The offensive rebounding-into-a-score sequences are only a fraction of how Johnson stamped his signature on the series in outlets other than flashy scoring or playmaking. His off-ball feel pervaded through various facets, whether it be taking the optimal path to snag boards, darting in for an unscripted cut and screen, or snappily executing a heady pass amid a scramble situation.
The “little things” cliche for role players can be exhausting and a cover-up for specific skills, yet Johnson’s fingerprints were all over his five games against the Clippers. Even if he performed at his season-long shooting slash line (.420/.349/.847, 56.3 percent true shooting), it would’ve been a tremendous run for him. He crafted significant value unrelated to scoring production and efficiency.
Whereas shrewd off-ball movement and premier three-point shooting are entirely within his wheelhouse, Johnson excelled as a defender, too. He’s displayed serviceable defense, particularly off the ball, throughout his career, but really shined against a number of on-ball matchups in Phoenix’s switch-heavy scheme this past round.
The Clippers’ glut of shot creators/scorers, largely wing-sized, encountered trouble when trying to attack him.
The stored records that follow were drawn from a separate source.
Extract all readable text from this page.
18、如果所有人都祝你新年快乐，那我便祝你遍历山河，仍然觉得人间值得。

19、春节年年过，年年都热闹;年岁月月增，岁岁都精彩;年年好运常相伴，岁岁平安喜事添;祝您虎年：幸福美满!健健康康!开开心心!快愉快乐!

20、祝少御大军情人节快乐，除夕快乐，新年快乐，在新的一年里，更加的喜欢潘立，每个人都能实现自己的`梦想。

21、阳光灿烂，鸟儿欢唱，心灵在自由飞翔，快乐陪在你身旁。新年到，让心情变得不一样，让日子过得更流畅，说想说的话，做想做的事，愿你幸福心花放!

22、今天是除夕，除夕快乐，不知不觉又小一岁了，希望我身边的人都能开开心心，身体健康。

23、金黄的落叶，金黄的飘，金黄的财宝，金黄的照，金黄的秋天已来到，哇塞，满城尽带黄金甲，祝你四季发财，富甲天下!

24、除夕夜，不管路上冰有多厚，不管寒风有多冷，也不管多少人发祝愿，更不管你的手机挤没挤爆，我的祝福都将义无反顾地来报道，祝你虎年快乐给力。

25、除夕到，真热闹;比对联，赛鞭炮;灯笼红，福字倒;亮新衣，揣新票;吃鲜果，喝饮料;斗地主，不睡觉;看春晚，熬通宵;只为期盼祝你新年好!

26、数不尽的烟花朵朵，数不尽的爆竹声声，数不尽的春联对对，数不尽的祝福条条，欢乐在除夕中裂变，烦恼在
He displayed exquisite mobility and change of direction at 6’8, handled his business navigating ball-screens, and refused to concede the ounces of space his assignments sought to seamlessly elevate for comfortable looks, making him one of the Suns’ best on-ball defenders in the series. Plus, there were a couple of the “little plays” — a hallmark of his five-game showing — that resulted in steals. His positional versatility was front and center at various points.
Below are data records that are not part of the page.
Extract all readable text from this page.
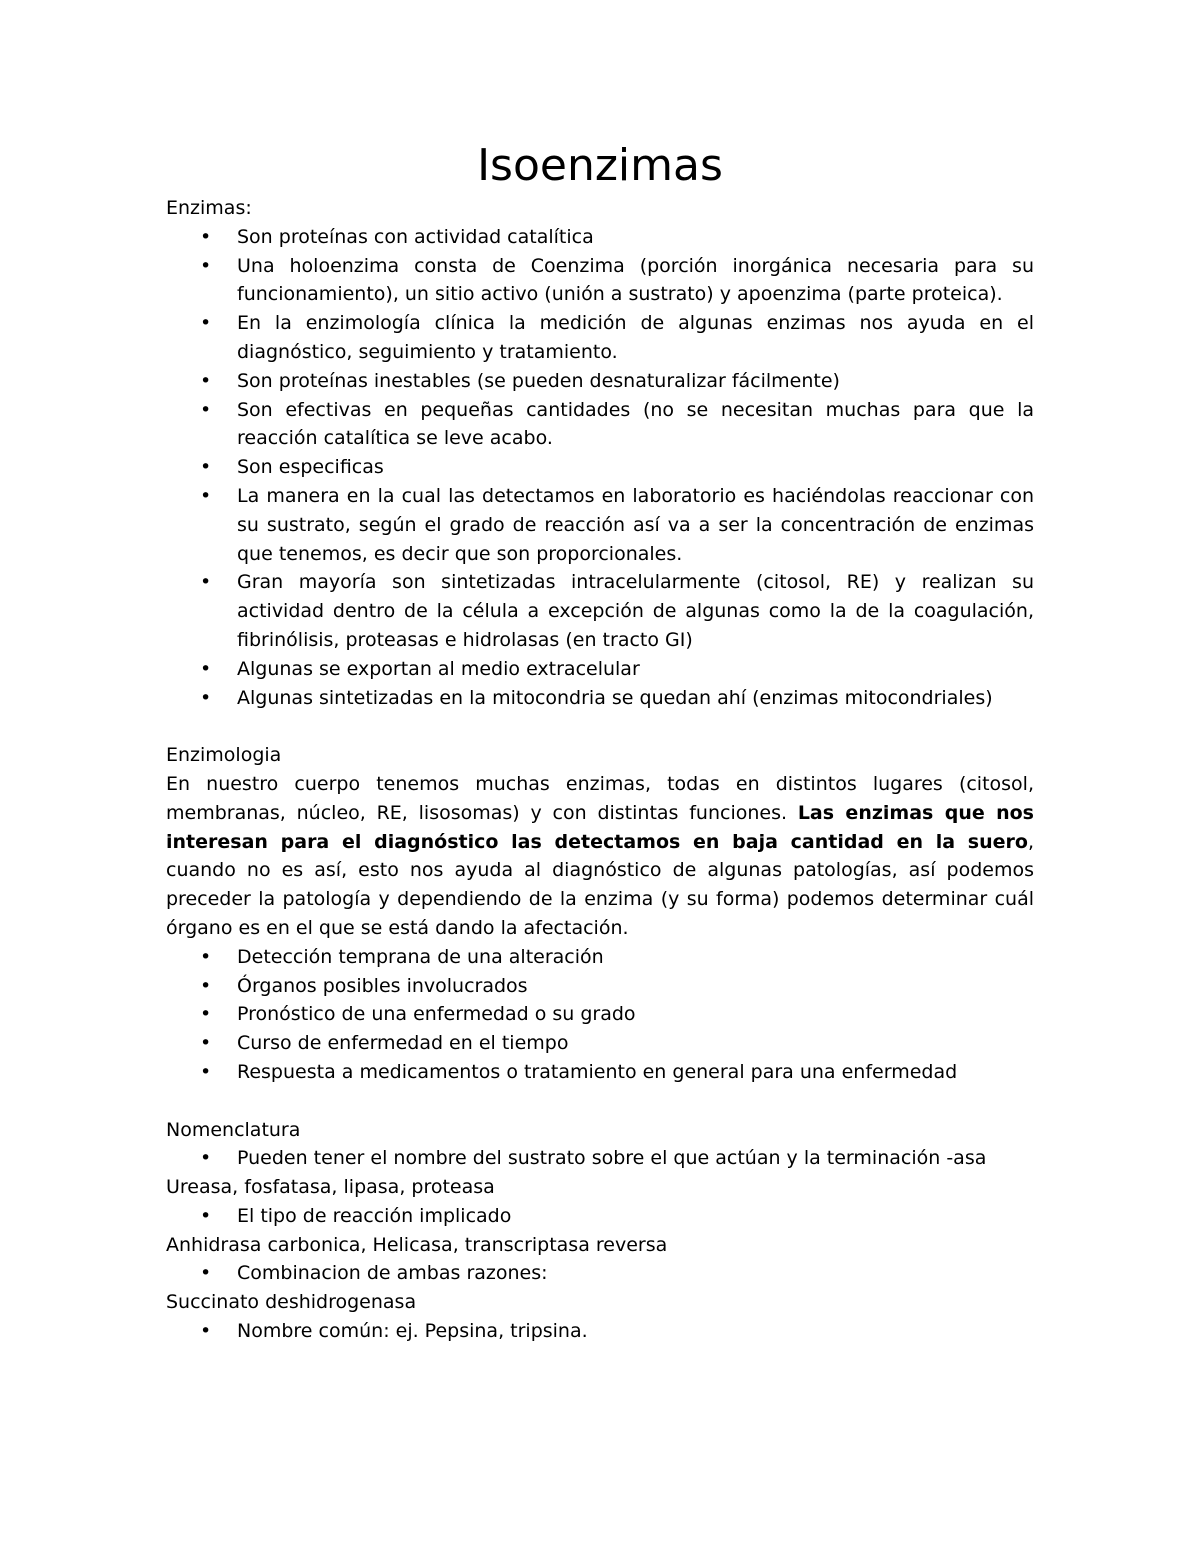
Isoenzimas

Enzimas:

• Son proteínas con actividad catalítica
• Una holoenzima consta de Coenzima (porción inorgánica necesaria para su funcionamiento), un sitio activo (unión a sustrato) y apoenzima (parte proteica).
• En la enzimología clínica la medición de algunas enzimas nos ayuda en el diagnóstico, seguimiento y tratamiento.
• Son proteínas inestables (se pueden desnaturalizar fácilmente)
• Son efectivas en pequeñas cantidades (no se necesitan muchas para que la reacción catalítica se leve acabo.
• Son especificas
• La manera en la cual las detectamos en laboratorio es haciéndolas reaccionar con su sustrato, según el grado de reacción así va a ser la concentración de enzimas que tenemos, es decir que son proporcionales.
• Gran mayoría son sintetizadas intracelularmente (citosol, RE) y realizan su actividad dentro de la célula a excepción de algunas como la de la coagulación, fibrinólisis, proteasas e hidrolasas (en tracto GI)
• Algunas se exportan al medio extracelular
• Algunas sintetizadas en la mitocondria se quedan ahí (enzimas mitocondriales)

Enzimologia

En nuestro cuerpo tenemos muchas enzimas, todas en distintos lugares (citosol, membranas, núcleo, RE, lisosomas) y con distintas funciones. Las enzimas que nos interesan para el diagnóstico las detectamos en baja cantidad en la suero, cuando no es así, esto nos ayuda al diagnóstico de algunas patologías, así podemos preceder la patología y dependiendo de la enzima (y su forma) podemos determinar cuál órgano es en el que se está dando la afectación.

• Detección temprana de una alteración
• Órganos posibles involucrados
• Pronóstico de una enfermedad o su grado
• Curso de enfermedad en el tiempo
• Respuesta a medicamentos o tratamiento en general para una enfermedad

Nomenclatura

• Pueden tener el nombre del sustrato sobre el que actúan y la terminación -asa

Ureasa, fosfatasa, lipasa, proteasa

• El tipo de reacción implicado

Anhidrasa carbonica, Helicasa, transcriptasa reversa

• Combinacion de ambas razones:

Succinato deshidrogenasa

• Nombre común: ej. Pepsina, tripsina.
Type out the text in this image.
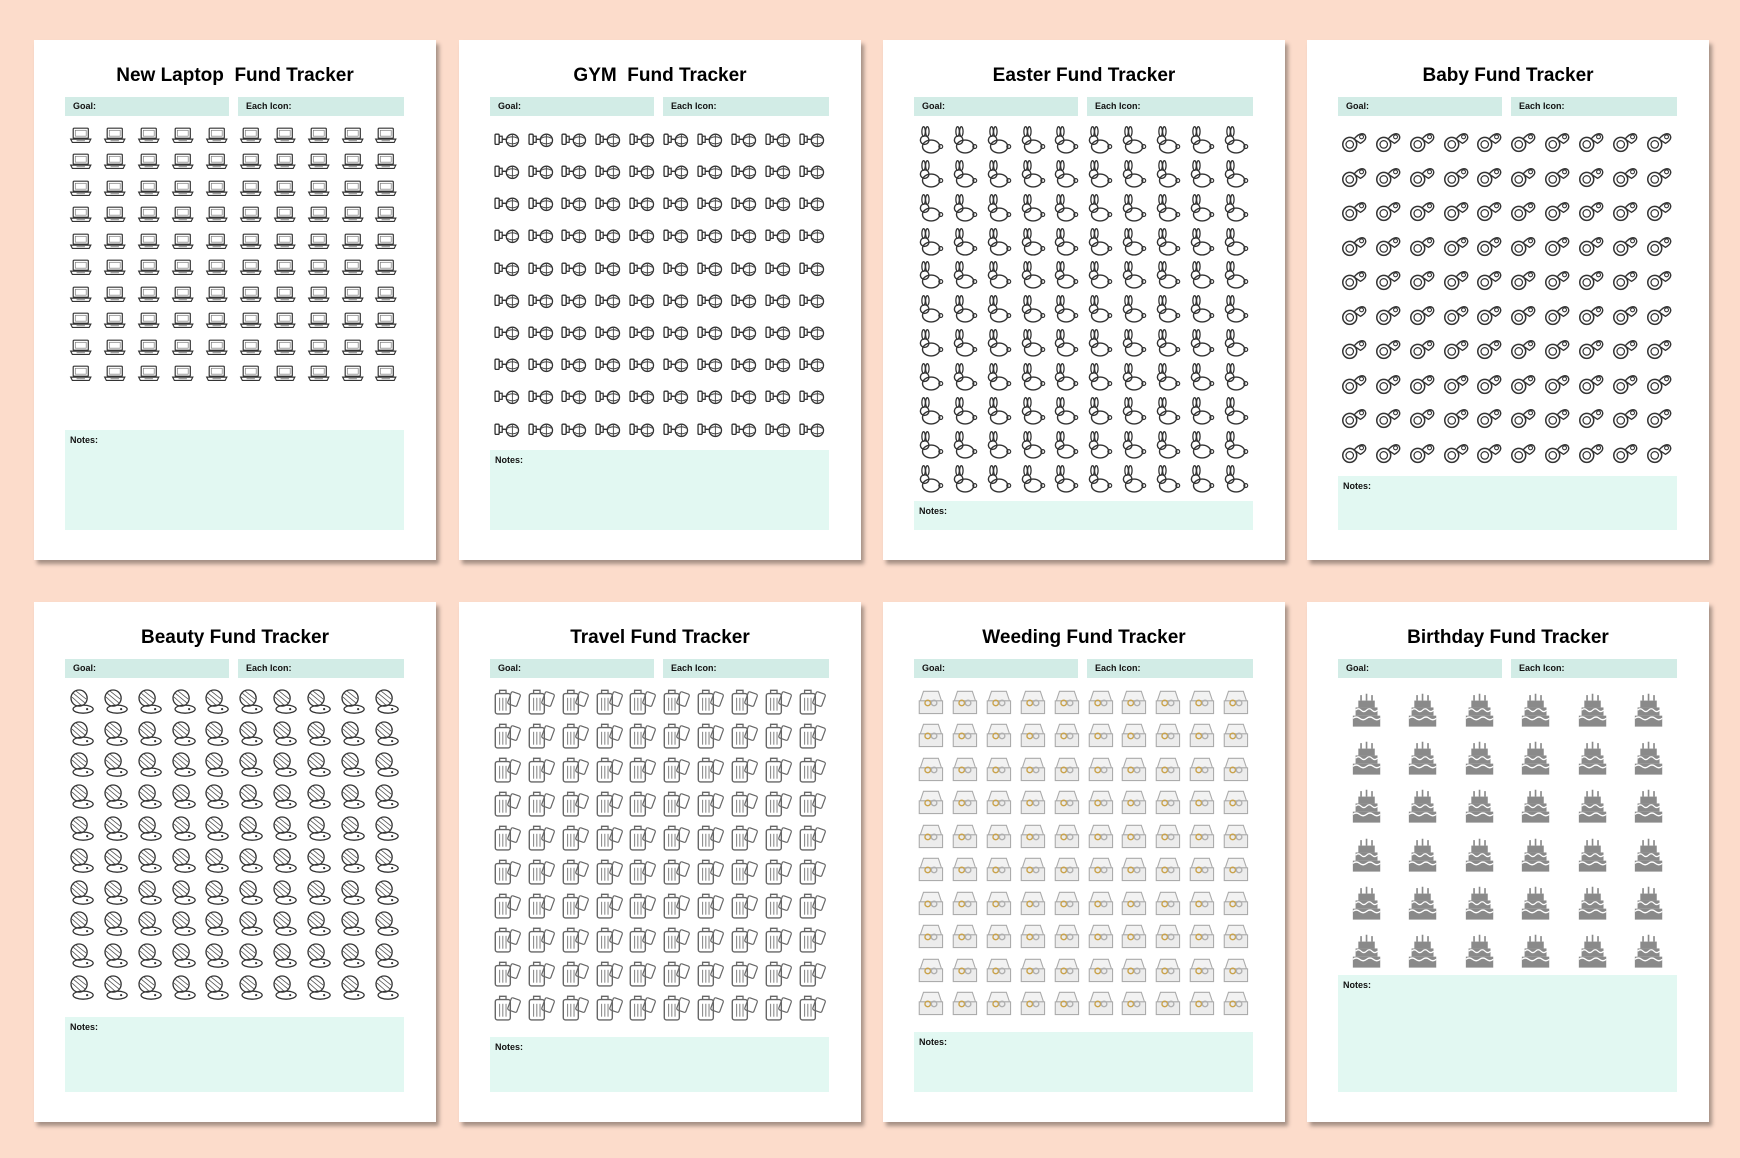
New Laptop  Fund Tracker
Goal:	Each Icon:
Notes:
GYM  Fund Tracker
Goal:	Each Icon:
Notes:
Easter Fund Tracker
Goal:	Each Icon:
Notes:
Baby Fund Tracker
Goal:	Each Icon:
Notes:
Beauty Fund Tracker
Goal:	Each Icon:
Notes:
Travel Fund Tracker
Goal:	Each Icon:
Notes:
Weeding Fund Tracker
Goal:	Each Icon:
Notes:
Birthday Fund Tracker
Goal:	Each Icon:
Notes:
When the final buzzer of Game 6 blared, marking the Suns’ first NBA Finals appearance since 1992-93, storylines justifiably gravitated toward four people: Paul, Booker, Ayton, and Williams. Paul, for a breakthrough 16 years in the making; Booker, for the fortitude of enduring years of dreadful losing to provide the bedrock of the franchise’s turnaround; Ayton, for his rapid maturation and effervescent personality; Williams, for his pivotal role in establishing a winning culture in an organization mired by dysfunctional losing for nearly a decade.
Yet analyzing these playoffs on a round-by-round basis allows one to hone in on smaller samples and intricacies. Every time Johnson took the floor against the Clippers, it felt as though his presence positively cast a wide net, only to be overshadowed by the Booker-Patrick Beverley duel, Paul’s reintegration following his absence due to asymptomatic COVID, and Ayton vs. the Clippers’ small-ball brigade and Ivica Zubac.
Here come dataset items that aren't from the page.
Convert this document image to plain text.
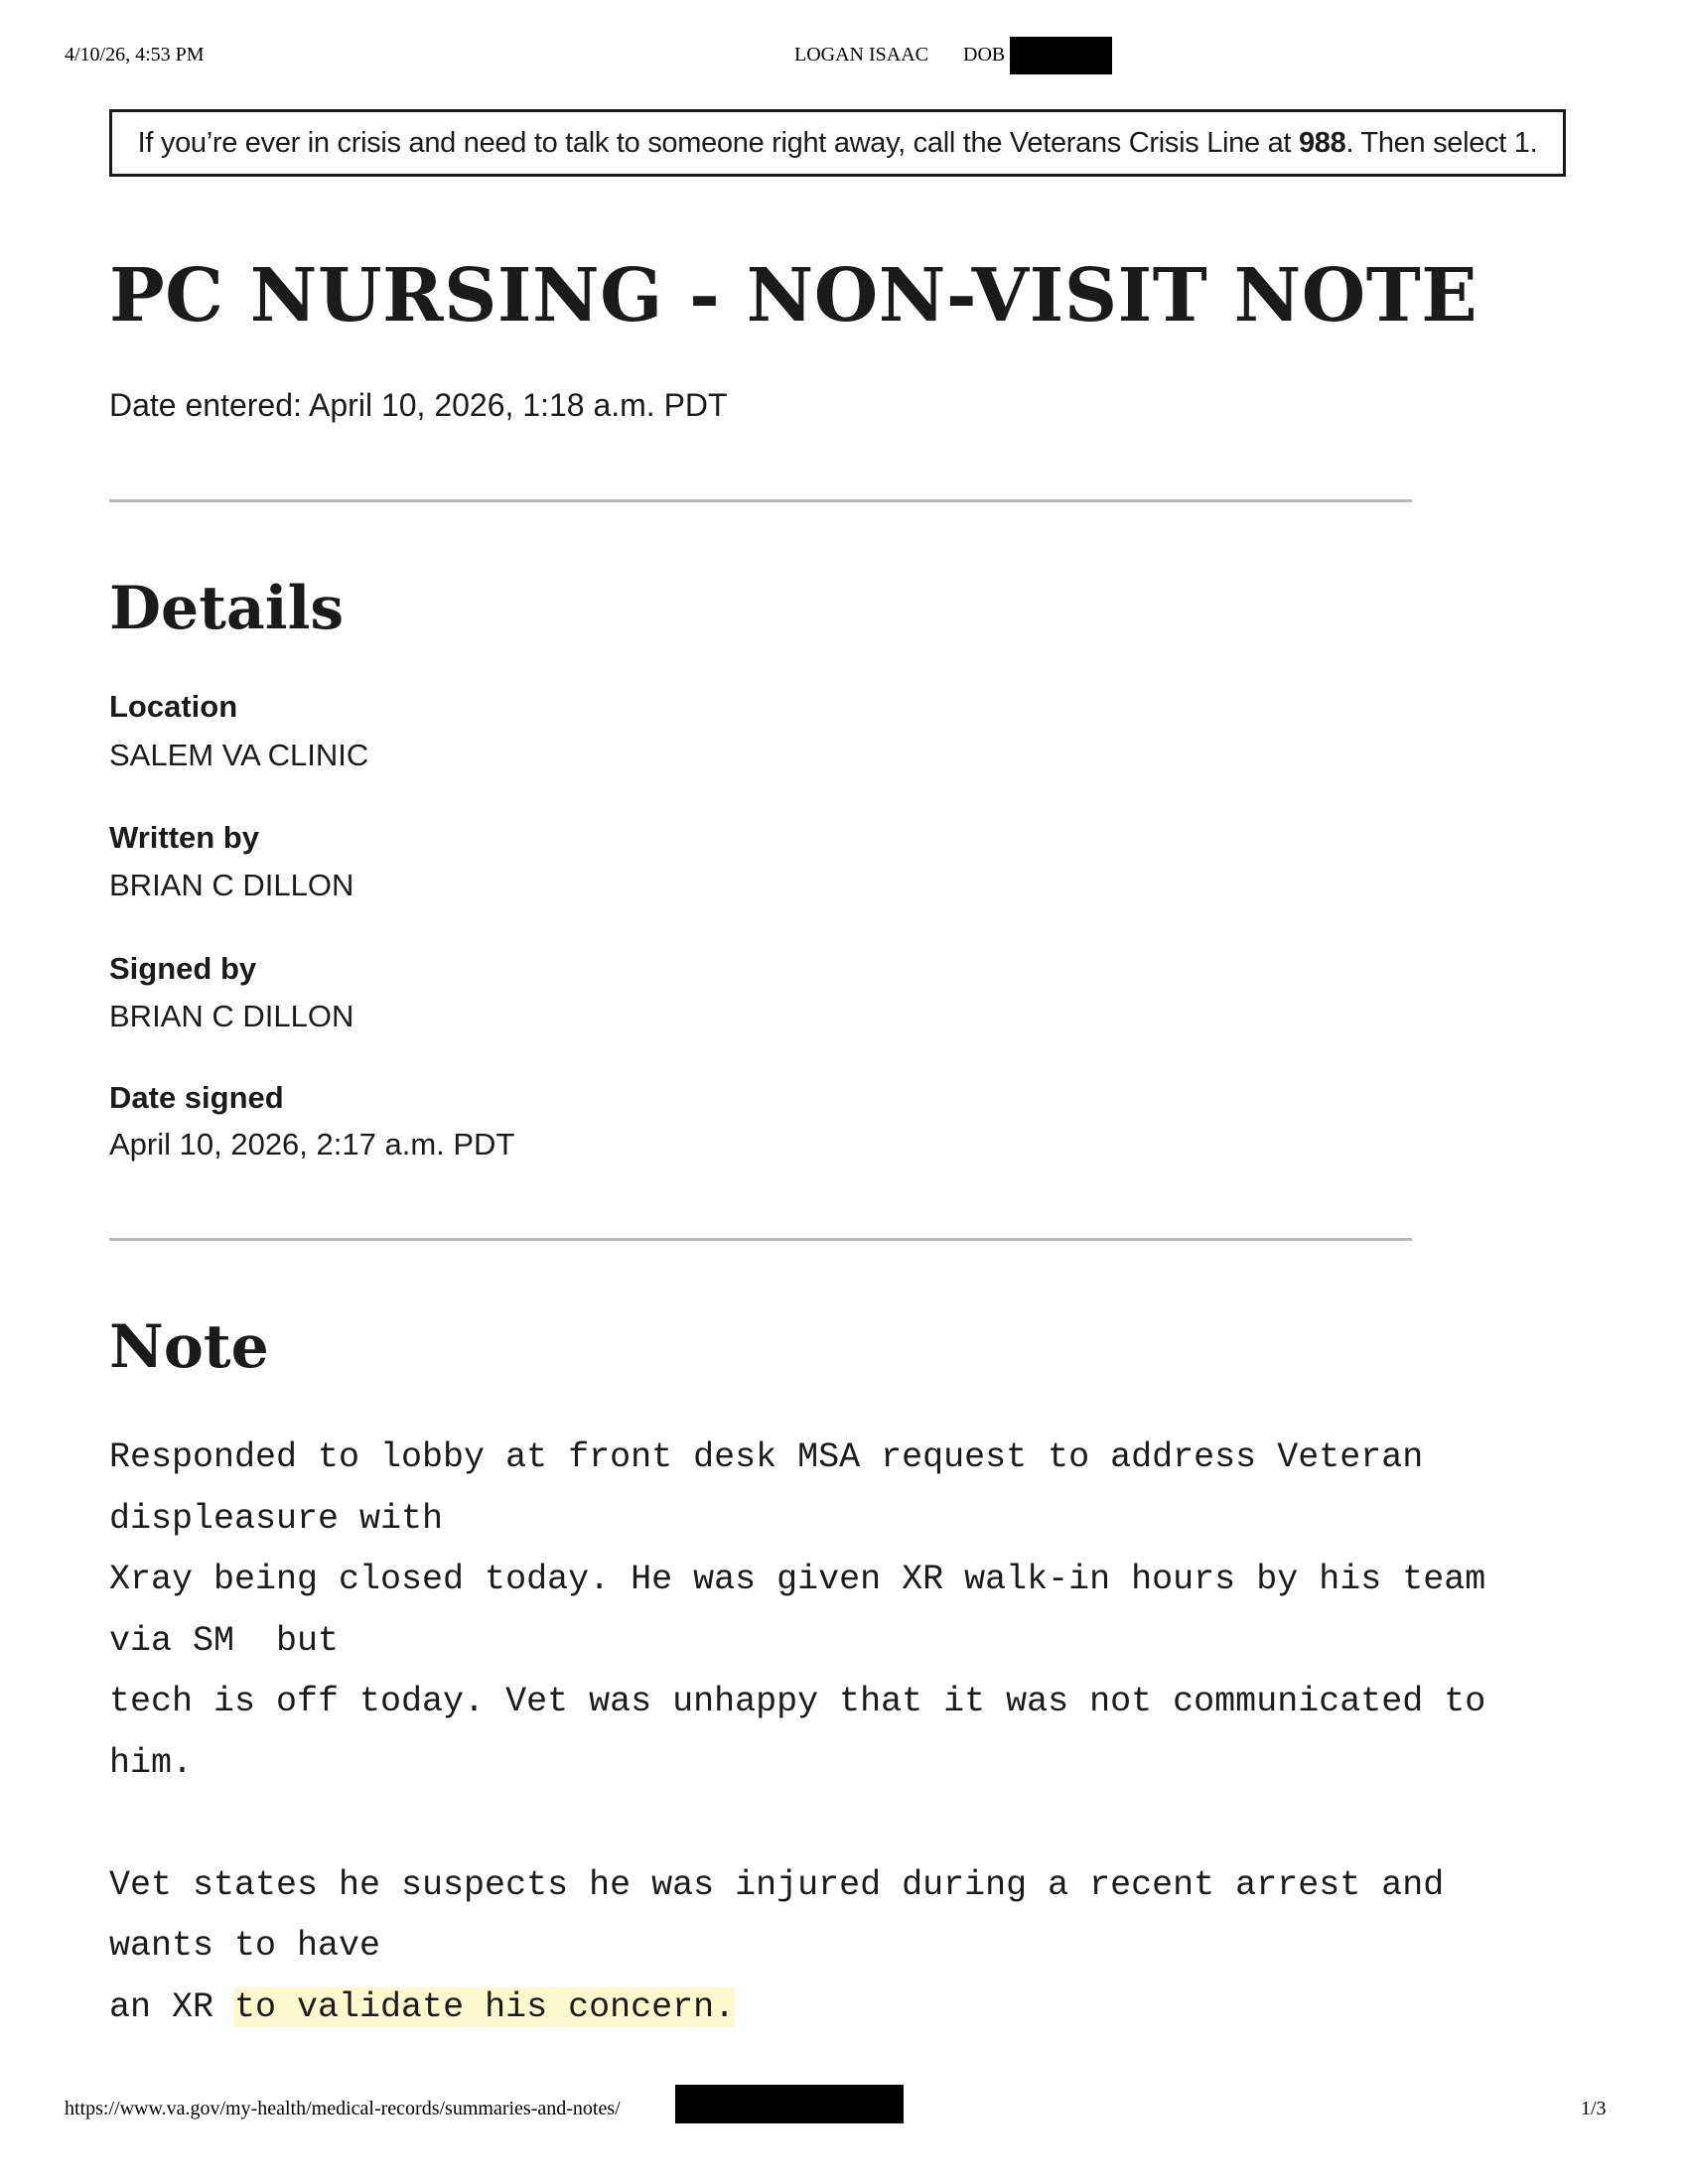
4/10/26, 4:53 PM	LOGAN ISAAC DOB
If you’re ever in crisis and need to talk to someone right away, call the Veterans Crisis Line at 988. Then select 1.
PC NURSING - NON-VISIT NOTE
Date entered: April 10, 2026, 1:18 a.m. PDT
Details
Location
SALEM VA CLINIC
Written by
BRIAN C DILLON
Signed by
BRIAN C DILLON
Date signed
April 10, 2026, 2:17 a.m. PDT
Note
Responded to lobby at front desk MSA request to address Veteran
displeasure with
Xray being closed today. He was given XR walk-in hours by his team
via SM  but
tech is off today. Vet was unhappy that it was not communicated to
him.

Vet states he suspects he was injured during a recent arrest and
wants to have
an XR to validate his concern.
https://www.va.gov/my-health/medical-records/summaries-and-notes/	1/3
Those were understandably the domineering subplots. Johnson’s contributions, though, both in this series and during his two-year NBA tenure, seem like a theme of Phoenix’s rise: a smart, talented player whose optimal fit demanded patience and a bird’s eye view.
Johnson has been a good player since October 2019, but he’s never been worth more to the Suns than he was in the Western Conference Finals. All of the skills that define him as much more than a shooting specialist coalesced to help propel this team to the precipice of its first NBA championship in franchise history. It’s merely another reason all that draft day ridicule was both misguided and hasty. Jones had a vision when he assumed GM duties 27 months ago and the acquisition of few players, if any, reflect that vision better than Johnson.